Dönemin ABD Başkanı Barack Obama'nın, 2009 başında göreve başlamasının ardından katıldığı bazı uluslararası toplantılardan sonra ikili bir ziyaret gerçekleştirmek için seçtiği ülke Türkiye olmuştu. 5-7 Nisan 2019'da Ankara ve İstanbul'u ziyaret eden Obama, dönemin Cumhurbaşkanı Abdullah Gül ve Başbakanı Recep Tayyip Erdoğan ile görüşmüş, TBMM'ye hitap etmişti.
Obama, Meclis'te yaptığı konuşmada şunları söylemişti:
"Bu, Amerika Birleşik Devletleri Devlet Başkanı sıfatıyla yaptığım ilk ülke ziyareti. Daha önce G20 zirvesine Londra'ya, NATO Zirvesi'ne Strasburg'a, Kehl'e ve Prag'daki Avrupa Birliği zirvesine gittim. Bana, ziyaretimi Ankara'ya ve İstanbul'a devam ettirmeyi bir mesaj vermek için yapıp yapmadığımı soranlar oldu. Buna cevabım çok kolay: Evet. Türkiye, Amerika Birleşik Devletleri'nin önemli bir müttefikidir. Türkiye, Avrupa'nın önemli bir parçasıdır ve Türkiye ve Amerika Birleşik Devletleri birlikte çalışmalı, birlikte çalışarak zamanımızın güçlüklerine çözüm bulmalıdırlar."
Obama, Meclis'teki konuşmasında Türkiye'nin Müslüman kimliği ile demokrasi ve özgürlükler hedefine ilerlemesinden de övgüyle bahsetmiş ve "Biliyorum ki Türkiye'nin geleceği konusunda tartışmayı sevenler var. Siz, medeniyetlerin ortasında, tarihin dalgalarından etkilenen bir ülkesiniz. Medeniyetlerin buluştuğu, pek çok farklı kültürün bir araya geldiği bir yerleşimdesiniz. Ülkeyi bir yöne ya da diğer yöne çekmek isteyenler olabilir, ama ben inanıyorum ki bu kişiler şunu anlamıyorlar: Türkiye'nin büyüklüğü her şeyin ortasında olmasından kaynaklanıyor. Burada Doğu ve Batı'nın bölünmesinden bahsetmiyoruz, burası Doğu'yla Batı'nın birleştiği bir yer," ifadelerini kullanmıştı.

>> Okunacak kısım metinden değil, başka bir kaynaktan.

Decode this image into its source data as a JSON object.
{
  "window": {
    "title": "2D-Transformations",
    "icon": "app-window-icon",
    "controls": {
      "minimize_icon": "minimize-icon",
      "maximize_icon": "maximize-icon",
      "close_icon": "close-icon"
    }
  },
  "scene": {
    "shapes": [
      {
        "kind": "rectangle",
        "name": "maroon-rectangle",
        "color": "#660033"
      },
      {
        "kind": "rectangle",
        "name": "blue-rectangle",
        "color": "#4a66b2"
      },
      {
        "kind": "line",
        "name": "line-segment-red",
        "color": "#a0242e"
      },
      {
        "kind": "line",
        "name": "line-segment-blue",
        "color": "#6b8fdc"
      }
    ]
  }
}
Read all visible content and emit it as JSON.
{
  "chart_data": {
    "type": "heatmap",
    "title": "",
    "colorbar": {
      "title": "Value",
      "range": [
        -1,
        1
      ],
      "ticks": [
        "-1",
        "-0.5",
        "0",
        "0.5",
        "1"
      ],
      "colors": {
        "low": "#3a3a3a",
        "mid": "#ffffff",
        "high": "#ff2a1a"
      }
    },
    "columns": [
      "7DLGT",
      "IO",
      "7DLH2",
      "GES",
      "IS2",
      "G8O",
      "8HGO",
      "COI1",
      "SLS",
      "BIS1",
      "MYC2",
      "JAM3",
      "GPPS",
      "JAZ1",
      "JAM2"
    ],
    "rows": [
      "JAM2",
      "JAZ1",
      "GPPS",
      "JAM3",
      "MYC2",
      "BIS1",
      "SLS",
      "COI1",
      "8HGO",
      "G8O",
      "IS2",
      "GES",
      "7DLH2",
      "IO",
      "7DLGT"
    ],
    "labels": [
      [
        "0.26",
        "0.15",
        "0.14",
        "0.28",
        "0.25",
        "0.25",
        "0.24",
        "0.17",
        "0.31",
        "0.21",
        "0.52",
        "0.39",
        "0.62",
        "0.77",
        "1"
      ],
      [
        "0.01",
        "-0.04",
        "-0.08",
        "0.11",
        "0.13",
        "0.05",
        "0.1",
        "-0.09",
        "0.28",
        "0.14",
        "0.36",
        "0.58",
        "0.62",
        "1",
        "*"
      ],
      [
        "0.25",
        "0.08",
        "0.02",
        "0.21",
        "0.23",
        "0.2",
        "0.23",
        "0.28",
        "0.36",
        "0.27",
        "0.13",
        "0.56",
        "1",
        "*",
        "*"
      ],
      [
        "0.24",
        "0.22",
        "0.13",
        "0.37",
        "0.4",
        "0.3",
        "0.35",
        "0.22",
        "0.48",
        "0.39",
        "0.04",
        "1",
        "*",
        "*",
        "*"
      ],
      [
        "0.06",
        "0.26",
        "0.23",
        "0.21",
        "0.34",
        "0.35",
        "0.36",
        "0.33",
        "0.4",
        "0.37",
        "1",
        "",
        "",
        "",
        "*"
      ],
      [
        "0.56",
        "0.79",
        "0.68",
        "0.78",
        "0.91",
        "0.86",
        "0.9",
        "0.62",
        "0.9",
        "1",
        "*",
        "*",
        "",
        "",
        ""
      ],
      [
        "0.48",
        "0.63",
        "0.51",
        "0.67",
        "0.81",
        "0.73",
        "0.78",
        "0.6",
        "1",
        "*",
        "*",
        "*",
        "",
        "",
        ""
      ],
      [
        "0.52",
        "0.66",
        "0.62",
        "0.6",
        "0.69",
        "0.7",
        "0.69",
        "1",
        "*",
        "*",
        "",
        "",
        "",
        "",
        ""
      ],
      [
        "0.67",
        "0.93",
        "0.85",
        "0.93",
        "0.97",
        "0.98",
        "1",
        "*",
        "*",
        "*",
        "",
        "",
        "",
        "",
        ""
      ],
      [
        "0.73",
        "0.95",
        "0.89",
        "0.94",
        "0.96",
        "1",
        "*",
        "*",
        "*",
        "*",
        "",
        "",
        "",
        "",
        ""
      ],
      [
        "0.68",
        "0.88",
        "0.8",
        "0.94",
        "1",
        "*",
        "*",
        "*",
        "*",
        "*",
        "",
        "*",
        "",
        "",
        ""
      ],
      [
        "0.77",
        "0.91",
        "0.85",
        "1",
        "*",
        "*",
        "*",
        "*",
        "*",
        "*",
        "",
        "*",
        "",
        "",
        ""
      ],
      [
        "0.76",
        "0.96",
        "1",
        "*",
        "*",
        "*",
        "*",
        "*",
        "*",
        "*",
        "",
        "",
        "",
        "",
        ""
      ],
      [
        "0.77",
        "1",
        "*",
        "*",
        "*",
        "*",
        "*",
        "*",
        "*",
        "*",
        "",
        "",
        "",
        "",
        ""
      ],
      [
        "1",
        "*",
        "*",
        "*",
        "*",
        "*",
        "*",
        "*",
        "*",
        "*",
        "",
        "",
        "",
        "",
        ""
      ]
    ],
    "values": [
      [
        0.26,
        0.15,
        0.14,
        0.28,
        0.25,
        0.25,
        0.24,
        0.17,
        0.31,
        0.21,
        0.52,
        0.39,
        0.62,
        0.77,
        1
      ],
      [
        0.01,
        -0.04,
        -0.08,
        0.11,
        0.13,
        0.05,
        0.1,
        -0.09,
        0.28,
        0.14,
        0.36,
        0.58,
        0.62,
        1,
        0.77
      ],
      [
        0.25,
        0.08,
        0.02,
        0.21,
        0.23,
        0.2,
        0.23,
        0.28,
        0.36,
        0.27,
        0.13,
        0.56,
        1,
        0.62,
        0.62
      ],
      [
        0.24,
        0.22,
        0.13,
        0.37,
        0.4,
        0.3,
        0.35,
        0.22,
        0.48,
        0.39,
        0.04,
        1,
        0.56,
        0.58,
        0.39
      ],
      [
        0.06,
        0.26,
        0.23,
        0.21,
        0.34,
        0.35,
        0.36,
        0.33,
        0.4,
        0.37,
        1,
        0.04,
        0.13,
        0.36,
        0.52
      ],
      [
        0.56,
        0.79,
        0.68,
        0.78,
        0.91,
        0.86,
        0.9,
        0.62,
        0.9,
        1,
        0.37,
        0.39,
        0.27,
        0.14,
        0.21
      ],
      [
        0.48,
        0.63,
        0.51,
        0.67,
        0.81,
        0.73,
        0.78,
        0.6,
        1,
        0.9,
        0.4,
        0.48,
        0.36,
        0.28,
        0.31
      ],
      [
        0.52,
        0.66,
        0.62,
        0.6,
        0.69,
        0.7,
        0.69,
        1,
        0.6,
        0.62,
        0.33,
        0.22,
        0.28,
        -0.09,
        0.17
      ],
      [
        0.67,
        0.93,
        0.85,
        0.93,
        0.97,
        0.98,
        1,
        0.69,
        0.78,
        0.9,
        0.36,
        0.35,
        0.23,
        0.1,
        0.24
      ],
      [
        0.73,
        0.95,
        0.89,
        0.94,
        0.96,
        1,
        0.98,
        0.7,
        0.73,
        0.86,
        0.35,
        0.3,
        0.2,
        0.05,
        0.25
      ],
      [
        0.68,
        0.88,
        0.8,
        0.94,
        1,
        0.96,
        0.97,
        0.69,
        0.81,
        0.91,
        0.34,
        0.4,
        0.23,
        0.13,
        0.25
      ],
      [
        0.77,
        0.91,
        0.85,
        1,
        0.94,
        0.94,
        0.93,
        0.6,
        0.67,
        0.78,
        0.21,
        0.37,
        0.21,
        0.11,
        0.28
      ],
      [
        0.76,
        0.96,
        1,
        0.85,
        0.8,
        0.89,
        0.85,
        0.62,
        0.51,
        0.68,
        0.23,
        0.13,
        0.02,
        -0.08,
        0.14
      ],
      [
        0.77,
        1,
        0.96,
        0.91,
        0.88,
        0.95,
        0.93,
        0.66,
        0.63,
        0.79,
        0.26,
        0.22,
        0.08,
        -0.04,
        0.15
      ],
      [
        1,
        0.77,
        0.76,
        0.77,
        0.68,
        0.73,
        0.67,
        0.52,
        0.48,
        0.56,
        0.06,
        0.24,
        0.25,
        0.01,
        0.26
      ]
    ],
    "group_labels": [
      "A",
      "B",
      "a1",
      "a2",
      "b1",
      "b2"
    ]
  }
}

Arap Baharı sırasında 'model ortaklık'
O dönem, Obama'nın ziyareti Türk-Amerikan ilişkilerinde "model ortaklık" kavramı altında yeni bir sayfanın açılmasını sağladığı gibi başta Başbakan Erdoğan olmak üzere Türk yetkililer ve Obama arasında da verimli bir diyaloğun ortaya çıkmasına yol açmıştı.
Hatta Obama, 2012 başında Time dergisine verdiği bir röportajda en güvendiği 5 liderden birinin de Türkiye Başbakanı Recep Tayyip Erdoğan olduğunu kaydetmişti.
Türkiye ile ABD arasındaki ilişkilerin yakınlaştığı bu dönem, Arap Baharı olarak adlandırılan ve Tunus'tan başlayarak Mısır ve Suriye dâhil birçok Müslüman ülkede sosyo-ekonomik ve siyasi taleplerin kitlesel gösterilerle dile getirilmeye başlandığı süreçle örtüşmüştü.
Arap Baharı hareketlerine ABD gibi destek veren ülkeler arasında yer alan Türkiye, o dönem demokratik değerleri laik bir toplum olarak benimsemiş Müslüman bir ülke olarak tanımlanmış ve Türk yetkililer de bundan rahatsızlık duymamıştı.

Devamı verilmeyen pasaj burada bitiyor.